The COVID-19 outbreak has highlighted the need to revive the Philippines’ local textile industry so that the apparel and garment industry can respond to demand particularly for personal protective equipment (PPE) and face masks.
Robert Young, PHILEXPORT Trustee for the Textiles Sector, lamented in a recent e-forum that the Philippines is the only country in Asia without its own textile industry. When Wuhan closed its borders in January, Philippine garment production halted almost immediately because manufacturers sourced their textiles from China.
“If we have factories nearby, or domestic, we can get supplies from these textile companies,” said Young, also the President of the Foreign Buyers Association of the Philippines (FOBAP), .
He said that 10 or 15 years ago, “the Philippines was no.2 in the whole of Asia in textile manufacturing” but the textile companies have since closed down and the country has been relying on imported materials.
“We cannot continue importing. We have to be self-reliant because we don’t know what will happen next,” added Young, who is likewise a member of the Export Development Council Executive Committee.
He said they have been receiving calls for help from factories that have run out of materials to produce PPE and masks.
“We are willing but where are the fabrics? Where are the materials?… Wala tayong makuha,” he said.
He suggested sitting down and doing a serious study on the revival of the textile industry. This is a very important industry that provides the basic human need for clothing, but the Philippines does not have its own, he stressed.
To help the sector recover, Young said pending free trade agreements (FTAs) should be implemented, especially that with the United States, so that wearables from the Philippines can enter the US tax-free.
With FTAs in force and the revival of the textile sector, more jobs will be created and poverty can be alleviated, he added.
On the textile and garment industry roadmap, meanwhile, Young said they suggest its amendment or upgrade to include the impact of the pandemic, with the matter of hygiene and sanitation elevated to the top of the agenda.
On buying trends post-COVID-19 pandemic, he said garment orders are expected to be down by 50% as garment retailers will first focus on depleting their inventory before making new orders. He also forecasts that garment designs will initially be basic, simple, practical and cost-driven because customers would not be in the mood to shop after the lockdown.
Looking ahead, Young said they believe that recovery of the garment industry will take about one and a half years, but also admitted that this is more “wishful thinking.”
Unlike previous crises, this pandemic is “something else” because it is global and has forced the closure of many factories, “so the one year and a half is actually wishful thinking,” he said.
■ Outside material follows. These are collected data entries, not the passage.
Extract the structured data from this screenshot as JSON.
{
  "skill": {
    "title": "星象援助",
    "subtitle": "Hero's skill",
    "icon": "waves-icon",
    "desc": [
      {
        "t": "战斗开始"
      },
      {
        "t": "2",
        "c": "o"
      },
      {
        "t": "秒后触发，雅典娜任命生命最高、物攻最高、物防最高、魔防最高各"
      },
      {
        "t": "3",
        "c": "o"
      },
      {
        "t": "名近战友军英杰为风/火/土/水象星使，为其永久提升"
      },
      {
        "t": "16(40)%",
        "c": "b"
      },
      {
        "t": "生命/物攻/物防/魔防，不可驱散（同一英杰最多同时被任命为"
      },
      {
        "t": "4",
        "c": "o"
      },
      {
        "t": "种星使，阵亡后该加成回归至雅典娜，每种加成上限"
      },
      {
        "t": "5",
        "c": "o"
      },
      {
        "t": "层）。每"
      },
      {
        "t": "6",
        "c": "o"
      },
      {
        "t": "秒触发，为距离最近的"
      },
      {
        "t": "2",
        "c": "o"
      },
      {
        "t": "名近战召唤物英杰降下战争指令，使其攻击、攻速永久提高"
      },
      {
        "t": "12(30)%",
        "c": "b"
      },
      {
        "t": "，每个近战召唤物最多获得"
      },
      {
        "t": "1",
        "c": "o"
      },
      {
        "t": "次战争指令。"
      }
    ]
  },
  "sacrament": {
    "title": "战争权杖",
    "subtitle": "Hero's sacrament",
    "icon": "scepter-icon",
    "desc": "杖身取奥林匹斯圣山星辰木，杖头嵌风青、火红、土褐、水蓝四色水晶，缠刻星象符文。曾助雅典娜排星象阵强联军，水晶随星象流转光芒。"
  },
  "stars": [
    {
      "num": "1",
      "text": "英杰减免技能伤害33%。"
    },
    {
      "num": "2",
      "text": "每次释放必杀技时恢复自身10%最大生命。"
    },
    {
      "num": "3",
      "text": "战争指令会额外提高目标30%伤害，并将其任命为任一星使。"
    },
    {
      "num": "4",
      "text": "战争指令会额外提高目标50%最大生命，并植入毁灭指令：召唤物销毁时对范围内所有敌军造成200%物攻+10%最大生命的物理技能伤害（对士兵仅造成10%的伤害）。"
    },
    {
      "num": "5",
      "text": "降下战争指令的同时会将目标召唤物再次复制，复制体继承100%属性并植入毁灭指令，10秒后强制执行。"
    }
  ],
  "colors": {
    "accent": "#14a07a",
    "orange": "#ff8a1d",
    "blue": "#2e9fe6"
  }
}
Others would say it would take two to three years, “but we want to really… think positive and I think we can make it,” concluded Young in this eForum organized by the Philippine Exporters Confederation, Inc. (PHILEXPORT), Employers Confederation of the Philippines (ECOP), Philippine Chamber of Commerce and Industry (PCCI) and the Philippine Disaster Resilience Foundation (PDRF) .
The government a couple of years ago launched a program to revive and promote the Philippine textile and garment industry, which used to be a US$3 billion industry at its peak and one of the country’s top performing sectors both locally and internationally.
In December 2019 the Department of Trade and Industry’s Board of Investments launched the Textile-Garment Industry Roadmap 2020-2029 that envisions a “Competitive, Integrated & Sustainable Philippine textile-garment industry that generates Inclusive Growth.”
But issues remain. In March this year, women entrepreneurs in a forum raised concerns surrounding lack of materials, especially cotton, as one of the major challenges confronting the revival and sustainability of the local fashion, textile and weaving industry.